Вздохнув, вышла на свежий воздух, под звёзды. Куда идти? Где ночевать? Стройная фигурка шагнула навстречу: Томирис!

– Пойдёмте ко мне ночевать, Пульхерия Петровна. А завтра свою палатку поставите!

– Потаповна я, а ни какая не Петровна! – ворчливо огрызнулась старшина Популина, – Никак запомнить не можете!

Ночевать в одной палатке с Томирис ей не хотелось, ибо ревность пузырилась, бурлила и клокотала в сердце, как содержимое сортира, в который бросили дрожжи. Но деваться было некуда: не проситься же на ночлег к солдатам?
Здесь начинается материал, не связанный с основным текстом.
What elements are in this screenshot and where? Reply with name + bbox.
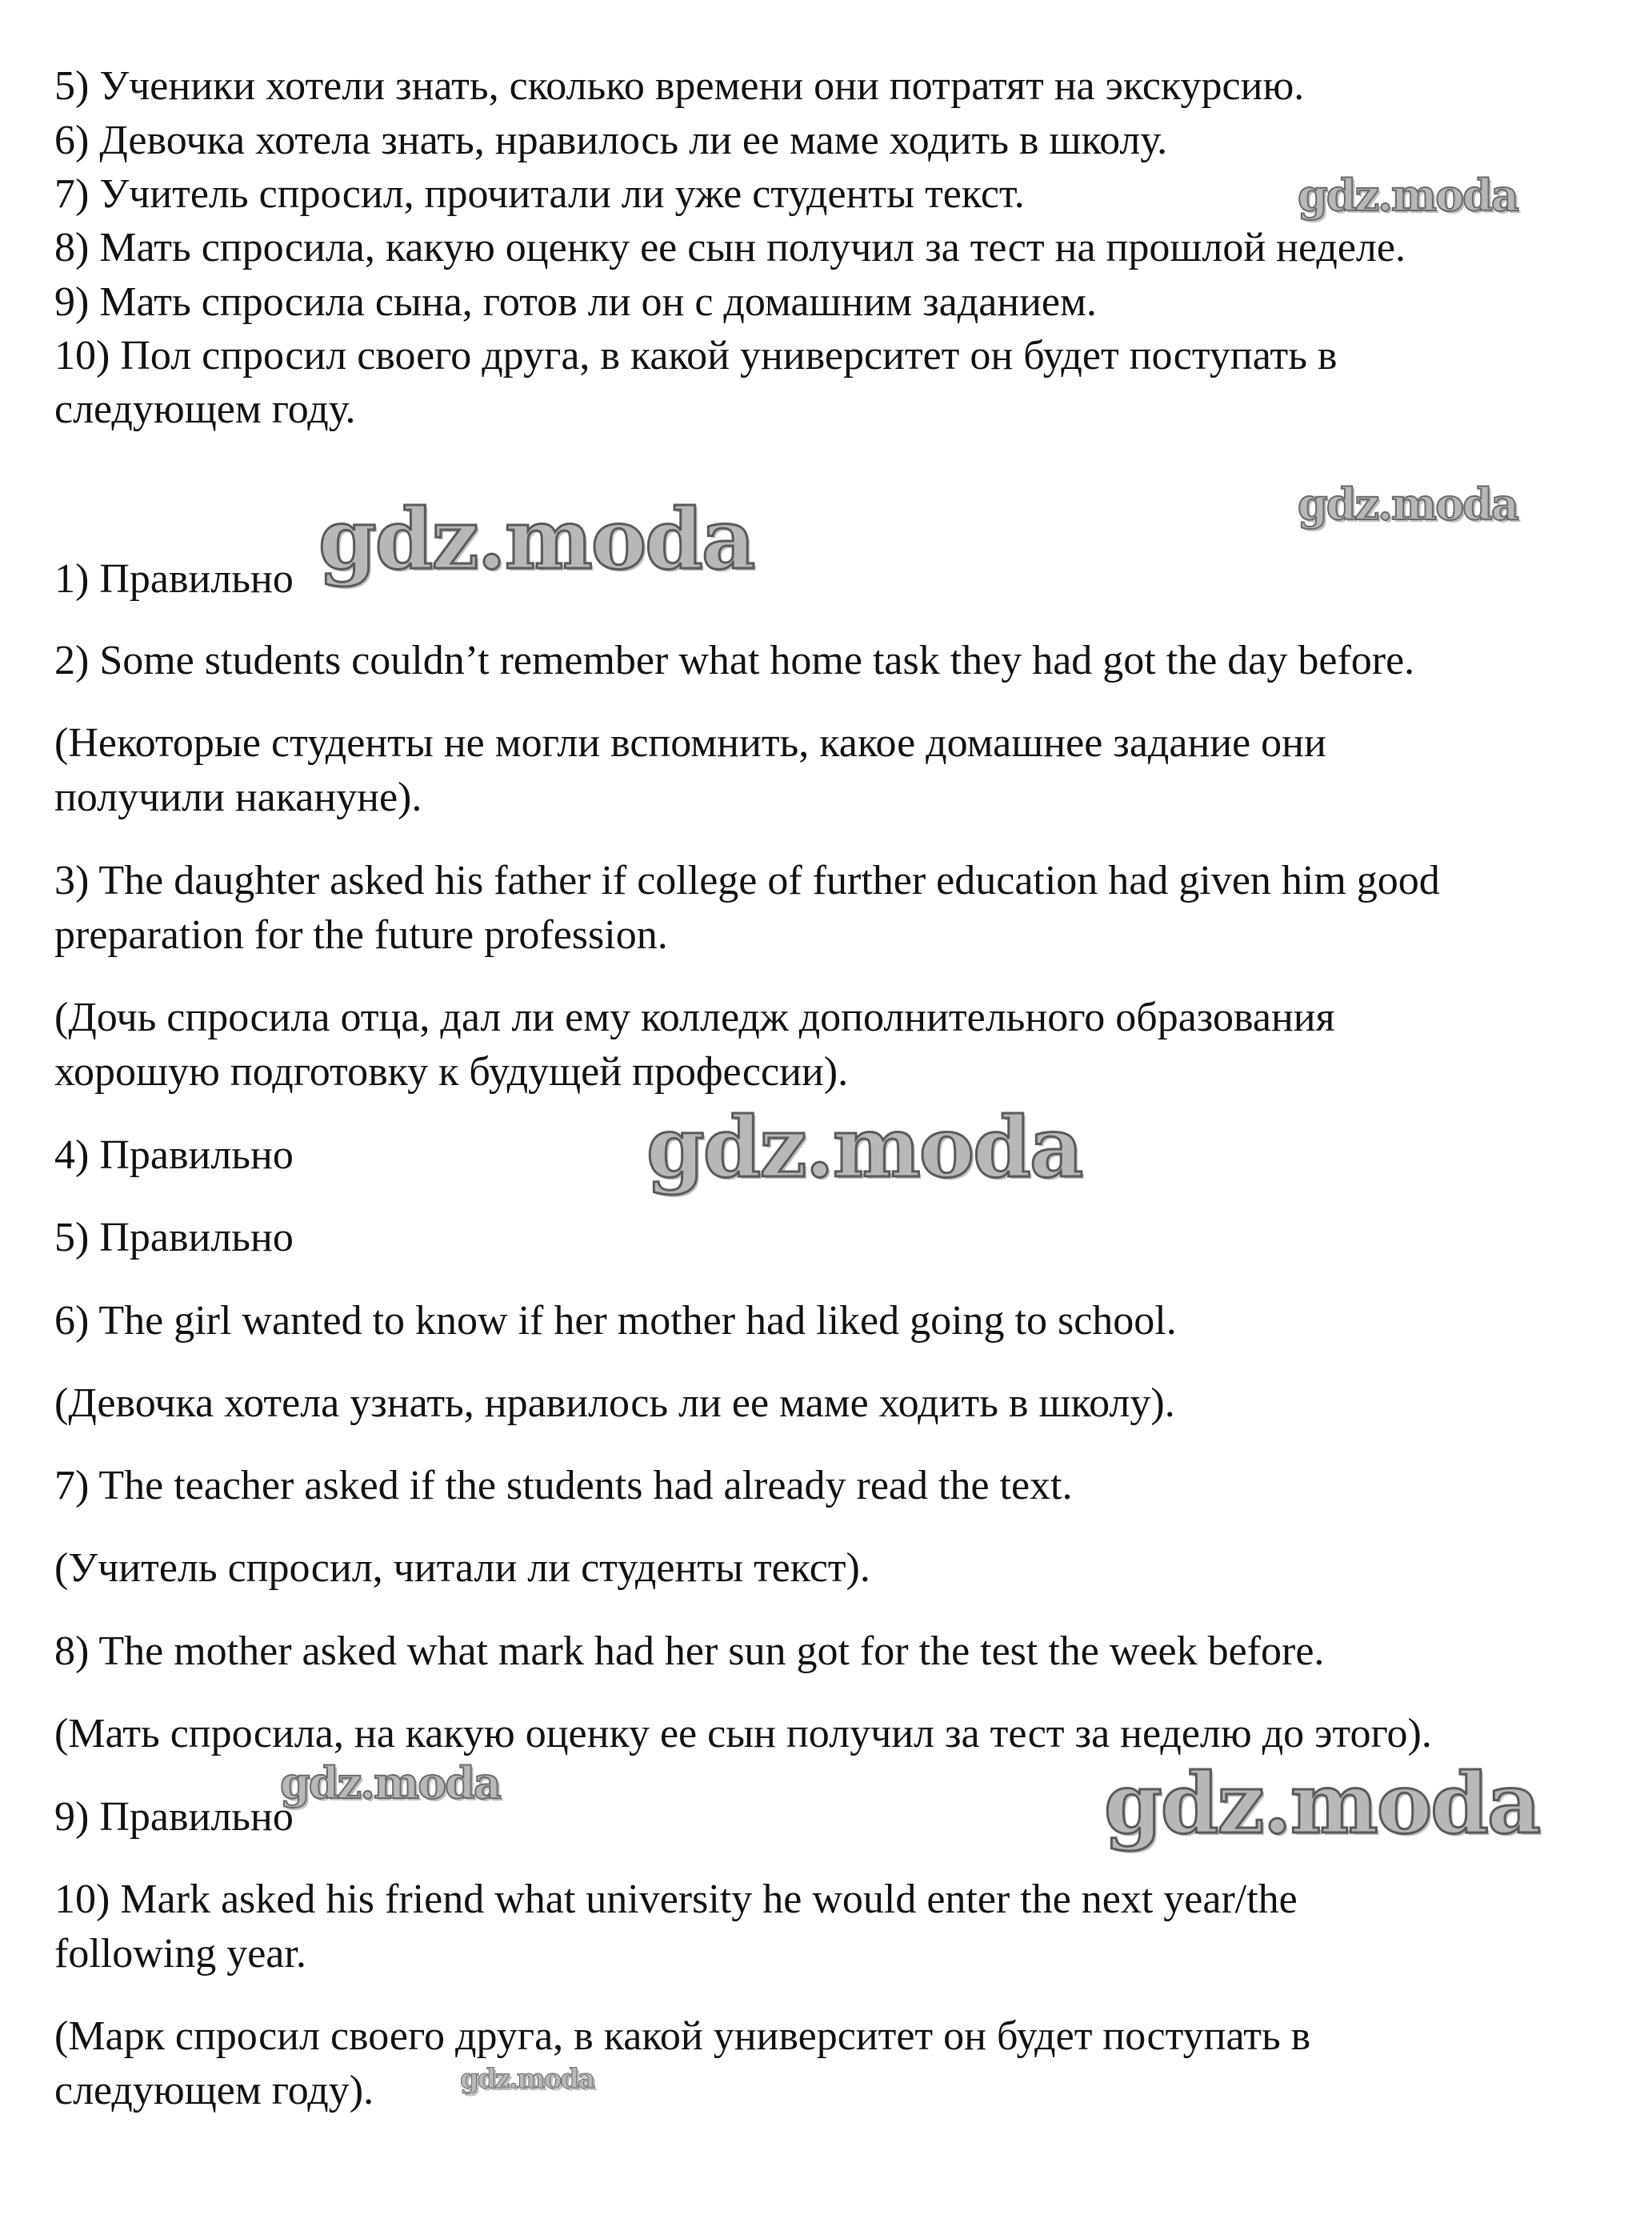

Через час после заката, уже в полной темноте, в город вернулся Тепляев с командой. Нельзя сказать, что он был бодр и свеж. Далеко не! Добредя до своей палатки, не обнаружил там ни военкома, ни партсекретаря.

«Вот те на! Куда они подевались?»

Разгадывать эту загадку не было сил. Достав из рюкзака фляжку со спиртом, сберегаемым для экстраординарных случаев, отхлебнул граммов восемьдесят, сочтя свою запредельную усталость подходящим поводом. Принюхавшись, учуял слегка протухшую ножку жареного улара, принесённую запасливым Андреевым с пира. Поколебавшись, съел, так как очень проголодался, дав себе слово извиниться потом перед товарищем. Последней мыслью Зиновия Степановича перед тем, как заснуть, было:

«Наградить меня, конечно, не наградят… но и не накажут. Не за что! А что шпионы за границу ушли, так она сама виновата: зачем так близко оказалась?»